Concrete practice points (Golang)

Enforce code formatting 100 %.

Files must not exceed 800 lines; split when they do.

Functions should stay under 80 lines; refactor otherwise.

Nesting depth should not exceed four levels; use early returns.

if !needContinue {
    doA()
    return
}
doB()
return

Early returns decouple logic and reduce nesting.

Keep definitions non‑redundant across packages, directories, and structs.

Organize code hierarchically with meaningful directories and packages.

Refactor locally when old code violates current principles.

Use a single Git repository for most code; extract highly reusable components into separate repos.

Ask questions immediately when something is unclear; treat review as a growth opportunity.
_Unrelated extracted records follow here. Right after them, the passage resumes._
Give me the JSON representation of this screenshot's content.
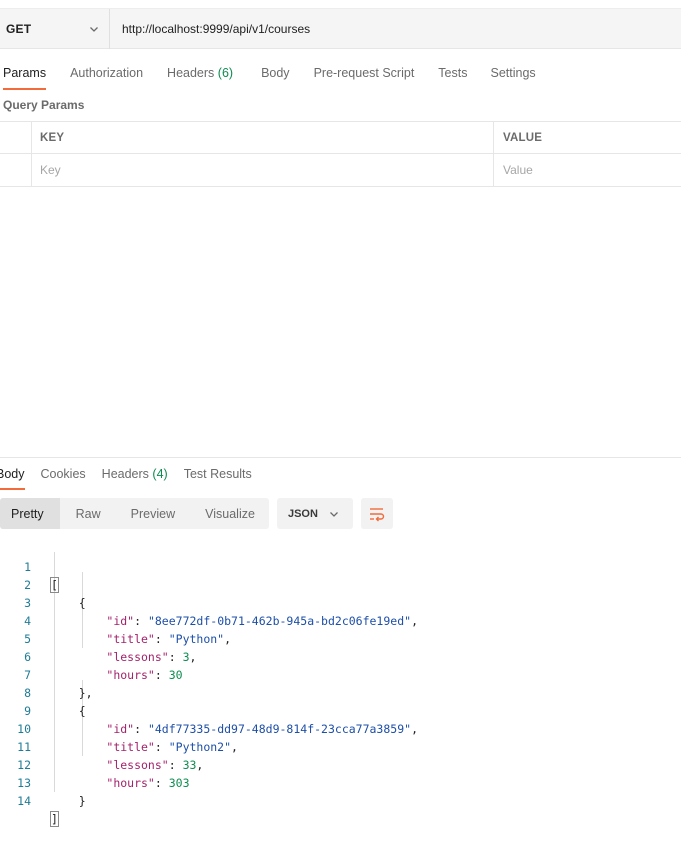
{
  "request": {
    "method": "GET",
    "url": "http://localhost:9999/api/v1/courses"
  },
  "request_tabs": [
    {
      "label": "Params",
      "count": ""
    },
    {
      "label": "Authorization",
      "count": ""
    },
    {
      "label": "Headers",
      "count": "(6)"
    },
    {
      "label": "Body",
      "count": ""
    },
    {
      "label": "Pre-request Script",
      "count": ""
    },
    {
      "label": "Tests",
      "count": ""
    },
    {
      "label": "Settings",
      "count": ""
    }
  ],
  "query_params": {
    "title": "Query Params",
    "key_header": "KEY",
    "value_header": "VALUE",
    "key_placeholder": "Key",
    "value_placeholder": "Value"
  },
  "response_tabs": [
    {
      "label": "Body",
      "count": ""
    },
    {
      "label": "Cookies",
      "count": ""
    },
    {
      "label": "Headers",
      "count": "(4)"
    },
    {
      "label": "Test Results",
      "count": ""
    }
  ],
  "view_modes": [
    "Pretty",
    "Raw",
    "Preview",
    "Visualize"
  ],
  "format": "JSON",
  "line_numbers": [
    "1",
    "2",
    "3",
    "4",
    "5",
    "6",
    "7",
    "8",
    "9",
    "10",
    "11",
    "12",
    "13",
    "14"
  ],
  "courses": [
    {
      "id": "\"8ee772df-0b71-462b-945a-bd2c06fe19ed\"",
      "title": "\"Python\"",
      "lessons": "3",
      "hours": "30"
    },
    {
      "id": "\"4df77335-dd97-48d9-814f-23cca77a3859\"",
      "title": "\"Python2\"",
      "lessons": "33",
      "hours": "303"
    }
  ],
  "keys": {
    "id": "\"id\"",
    "title": "\"title\"",
    "lessons": "\"lessons\"",
    "hours": "\"hours\""
  },
  "colors": {
    "accent": "#f26b3a",
    "count": "#0d8c4f",
    "json_key": "#a3226b",
    "json_string": "#1d4fa8",
    "json_number": "#0d8c4f"
  }
}
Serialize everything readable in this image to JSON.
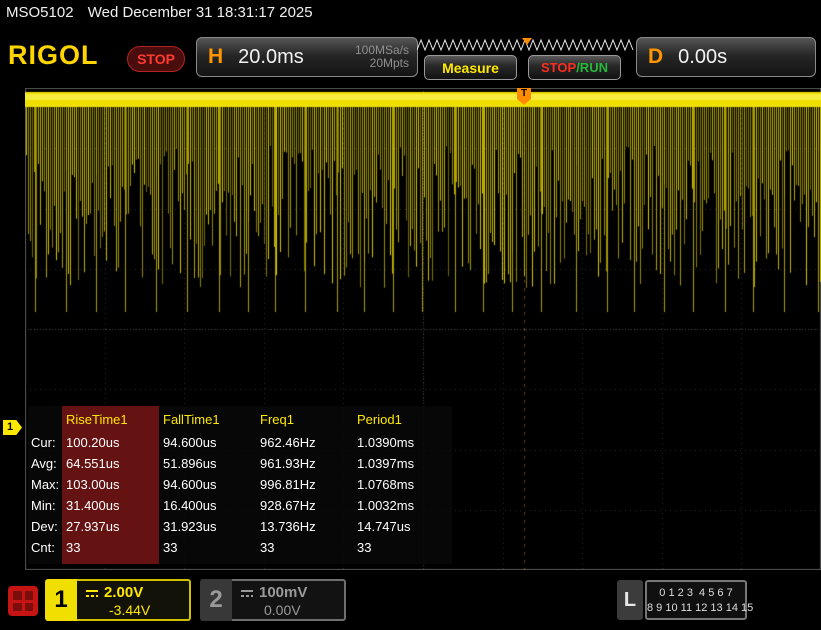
{
  "colors": {
    "ch1_yellow": "#ffe900",
    "accent_orange": "#ff9500",
    "stop_red": "#ff3b30",
    "run_green": "#27b83c",
    "logo_yellow": "#ffd400",
    "measurement_highlight_red": "#641212"
  },
  "status_bar": {
    "model": "MSO5102",
    "datetime": "Wed December 31 18:31:17 2025"
  },
  "header": {
    "logo": "RIGOL",
    "acquisition_state": "STOP",
    "horizontal": {
      "label": "H",
      "timebase": "20.0ms",
      "sample_rate": "100MSa/s",
      "memory_depth": "20Mpts"
    },
    "measure_button": "Measure",
    "stop_run_button": {
      "stop": "STOP",
      "run": "/RUN"
    },
    "delay": {
      "label": "D",
      "value": "0.00s"
    }
  },
  "trigger": {
    "label": "T"
  },
  "measurements": {
    "columns": [
      "RiseTime1",
      "FallTime1",
      "Freq1",
      "Period1"
    ],
    "rows": [
      {
        "label": "Cur:",
        "values": [
          "100.20us",
          "94.600us",
          "962.46Hz",
          "1.0390ms"
        ]
      },
      {
        "label": "Avg:",
        "values": [
          "64.551us",
          "51.896us",
          "961.93Hz",
          "1.0397ms"
        ]
      },
      {
        "label": "Max:",
        "values": [
          "103.00us",
          "94.600us",
          "996.81Hz",
          "1.0768ms"
        ]
      },
      {
        "label": "Min:",
        "values": [
          "31.400us",
          "16.400us",
          "928.67Hz",
          "1.0032ms"
        ]
      },
      {
        "label": "Dev:",
        "values": [
          "27.937us",
          "31.923us",
          "13.736Hz",
          "14.747us"
        ]
      },
      {
        "label": "Cnt:",
        "values": [
          "33",
          "33",
          "33",
          "33"
        ]
      }
    ]
  },
  "channels": {
    "ch1": {
      "number": "1",
      "scale": "2.00V",
      "offset": "-3.44V"
    },
    "ch2": {
      "number": "2",
      "scale": "100mV",
      "offset": "0.00V"
    },
    "digital": {
      "label": "L",
      "row1": "0 1 2 3  4 5 6 7",
      "row2": "8 9 10 11 12 13 14 15"
    }
  },
  "icons": {
    "dc_coupling": "solid-line-over-dashed-line",
    "menu_grid": "2x2-squares",
    "trigger_marker": "orange-T-flag",
    "overview_trigger": "orange-triangle"
  }
}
Log minimally but include key identifiers.

Use trpc and align with leadership on code‑quality goals.

Eliminate duplication relentlessly.

Mainline development

Reviews should stay under 500 lines to remain effective; larger changes become hard to review and risk quality.

Continuous Integration (CI) practices are also essential for maintaining code health.

Recommended reading

Read "The Art of Unix Programming" for timeless engineering wisdom, and "Software Engineering at Google" for modern large‑scale practices.